Although the detection rate and profile of respiratory viruses in IS was similar in elderly and non-elderly patients with asthma, the presence of pathogens was associated with some clinical characteristics only in older subjects. The presence of Influenza A virus in the airways of stable asthma patients (without any clinical signs of infection) was associated with lower respiratory function and RSV B with a lower percentage of lymphocytes in the IS. In a study by Woś et al. [25] the presence of HRV was associated with lower spirometric parameters as compared to HRV-negative subjects. Furthermore, in our study the presence of RSV B was associated with a lower percentage of lymphocytes in the IS and the RSV A with lower total IgE concentration in the serum in elderly individuals; however, the significance of this findings remains unclear.

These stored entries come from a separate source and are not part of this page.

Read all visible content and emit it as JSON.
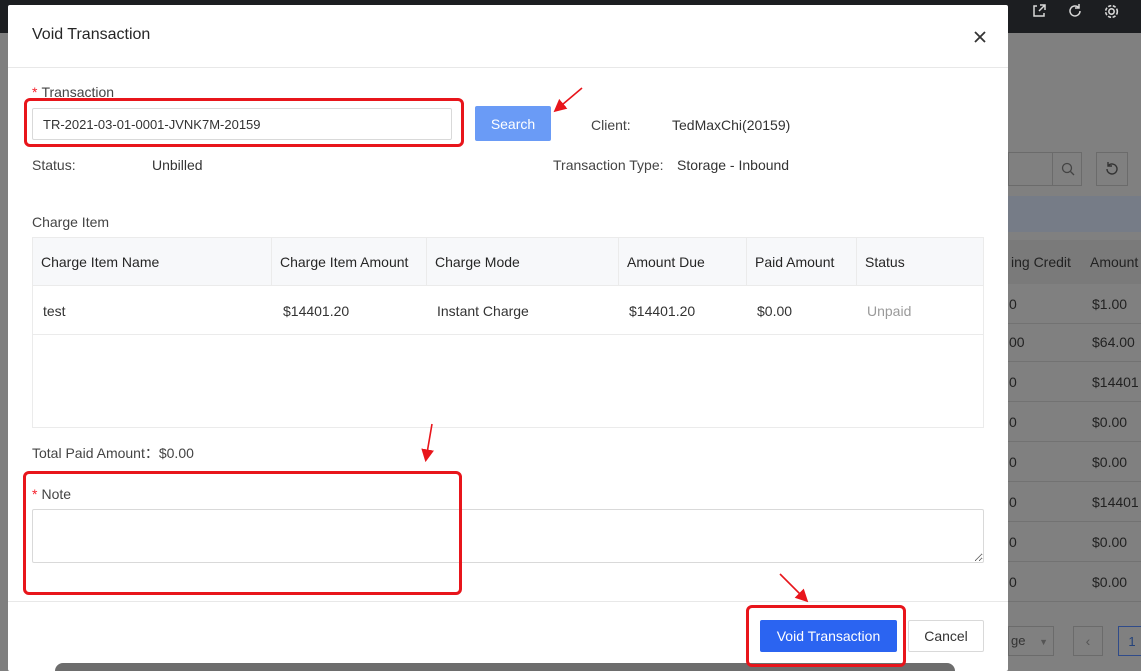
{
  "dialog": {
    "title": "Void Transaction",
    "transaction_label": "Transaction",
    "transaction_value": "TR-2021-03-01-0001-JVNK7M-20159",
    "search_label": "Search",
    "client_label": "Client:",
    "client_value": "TedMaxChi(20159)",
    "status_label": "Status:",
    "status_value": "Unbilled",
    "type_label": "Transaction Type:",
    "type_value": "Storage - Inbound",
    "charge_item_title": "Charge Item",
    "table": {
      "columns": [
        "Charge Item Name",
        "Charge Item Amount",
        "Charge Mode",
        "Amount Due",
        "Paid Amount",
        "Status"
      ],
      "rows": [
        [
          "test",
          "$14401.20",
          "Instant Charge",
          "$14401.20",
          "$0.00",
          "Unpaid"
        ]
      ]
    },
    "total_paid_label": "Total Paid Amount：",
    "total_paid_value": "$0.00",
    "note_label": "Note",
    "note_value": "",
    "void_label": "Void Transaction",
    "cancel_label": "Cancel",
    "required_mark": "*"
  },
  "background": {
    "header_col1": "ing Credit",
    "header_col2": "Amount",
    "rows": [
      [
        "0",
        "$1.00"
      ],
      [
        "00",
        "$64.00"
      ],
      [
        "0",
        "$14401"
      ],
      [
        "0",
        "$0.00"
      ],
      [
        "0",
        "$0.00"
      ],
      [
        "0",
        "$14401"
      ],
      [
        "0",
        "$0.00"
      ],
      [
        "0",
        "$0.00"
      ]
    ],
    "page_size_text": "ge",
    "current_page": "1"
  },
  "colors": {
    "primary": "#2b64f1",
    "search_button": "#6a9bf6",
    "required": "#f5222d",
    "annotation": "#e8151b"
  }
}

Our study has several limitations. The groups were relatively small, which may have affected the variability of results. The samples were collected during late autumn and winter, which may be connected with more frequent exposure to respiratory infections. Qualitative RT-PCR did not allow active replication indicating active infection to be distinguished from residuals of viral or bacterial DNA or RNA from past infections. The discrepancies between the positivity rates of the respiratory bacteria and viruses shown in the above-mentioned studies may be related to different methods of obtaining samples and detecting pathogens. Supernatants from induced sputum were used as source material, and multiplex RT PCR assays were used for analysis. Harju et al. [9] report higher detection rates of viruses in induced sputum and throat swab samples compared to gelatine-filtered expired air, EBC, or nasal swabs. However, viral identification was not consistent between these methods or during the follow-up period. In a study by Falsey et al. [26] the identification of Bordetella pertussis in IS differed between supernatants and cells from patients with exacerbation of asthma. Hence, our results should be further confirmed in studies involving larger patient populations and, if possible, more direct airway sampling techniques.